EZB veröffentlicht vierte Klimaberichte mit Fortschritten bei CO₂-Reduktion und grünen Anleihen
Claudius KeudelEZB veröffentlicht vierte Klimaberichte mit Fortschritten bei CO₂-Reduktion und grünen Anleihen
Die Europäische Zentralbank (EZB) hat ihren vierten Satz klimabezogener Finanzberichte veröffentlicht. Die Unterlagen umfassen Emissionen und Klimarisiken in ihren Portfolios der Geldpolitik, den Währungsreserven sowie den nicht-geldpolitischen Investitionen. Die Veröffentlichung stellt einen Fortschritt in Sachen Transparenz und ökologischer Verantwortung dar.
Im Jahr 2025 erreichte das Eurosystem seine Zwischenziele zur Reduzierung der Emissionen bei den im Rahmen der Geldpolitik gehaltenen Unternehmensanleihen.
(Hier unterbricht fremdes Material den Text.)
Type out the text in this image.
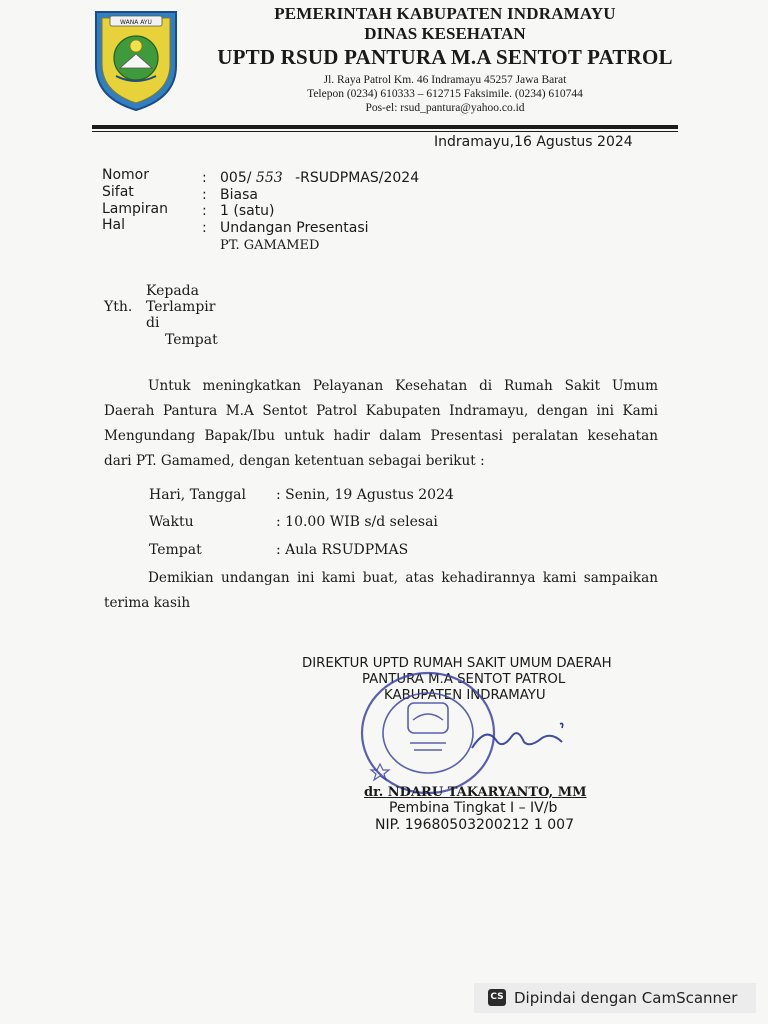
WANA AYU	PEMERINTAH KABUPATEN INDRAMAYU
DINAS KESEHATAN
UPTD RSUD PANTURA M.A SENTOT PATROL
Jl. Raya Patrol Km. 46 Indramayu 45257 Jawa Barat
Telepon (0234) 610333 – 612715 Faksimile. (0234) 610744
Pos-el: rsud_pantura@yahoo.co.id
Indramayu,16 Agustus 2024
Nomor	: 005/ 553 -RSUDPMAS/2024
Sifat	: Biasa
Lampiran : 1 (satu)
Hal	: Undangan Presentasi
PT. GAMAMED
Kepada
Yth. Terlampir
di
Tempat
Untuk meningkatkan Pelayanan Kesehatan di Rumah Sakit Umum
Daerah Pantura M.A Sentot Patrol Kabupaten Indramayu, dengan ini Kami
Mengundang Bapak/Ibu untuk hadir dalam Presentasi peralatan kesehatan
dari PT. Gamamed, dengan ketentuan sebagai berikut :
Hari, Tanggal : Senin, 19 Agustus 2024
Waktu	: 10.00 WIB s/d selesai
Tempat	: Aula RSUDPMAS
Demikian undangan ini kami buat, atas kehadirannya kami sampaikan
terima kasih
DIREKTUR UPTD RUMAH SAKIT UMUM DAERAH
PANTURA M.A SENTOT PATROL
KABUPATEN INDRAMAYU
dr. NDARU TAKARYANTO, MM
Pembina Tingkat I – IV/b
NIP. 19680503200212 1 007
CS Dipindai dengan CamScanner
Die absoluten CO₂-Emissionen dieser Portfolios sowie der Währungsreserven der EZB gingen weiter zurück. Zudem verzeichnete die Zentralbank Fortschritte bei der Verringerung des relativen CO₂-Fußabdrucks ihrer nicht-geldpolitischen Portfolios, während sie gleichzeitig ihr Engagement in grünen Anleihen ausbaute.
Erstmals bezog die EZB inflationsbereinigte Emissionskennzahlen in ihre Berichte ein. Diese Anpassung ermöglicht eine klarere Einschätzung der tatsächlichen Dekarbonisierung im Zeitverlauf. Darüber hinaus kündigte die Bank an, den Anteil grüner Anleihen in ihrem Eigenmittelportfolio bis 2026 auf 35 Prozent zu erhöhen.
Über den Klimaschutz hinaus erweiterte die EZB ihren Fokus auf naturbezogene Risiken. Sie bewertete die Exposition ihrer Portfolios gegenüber Sektoren, die stark von der Natur abhängig sind oder diese erheblich beeinflussen. Künftige Berichte werden in diesem Bereich ausgebaut, sobald Daten und Berichtsstandards zu naturbezogenen Faktoren verbessert werden.
Die jüngsten Veröffentlichungen zeigen, dass die klimabezogene Berichterstattung der EZB in eine strengere Phase eintritt. Eine schärfere Überprüfung der Emissionen sowie die Einbeziehung naturbezogener Risiken deuten auf eine vertiefte Rechenschaftspflicht hin. Die Bank bleibt entschlossen, ihren ökologischen Fußabdruck in allen relevanten Portfolios weiter zu verringern.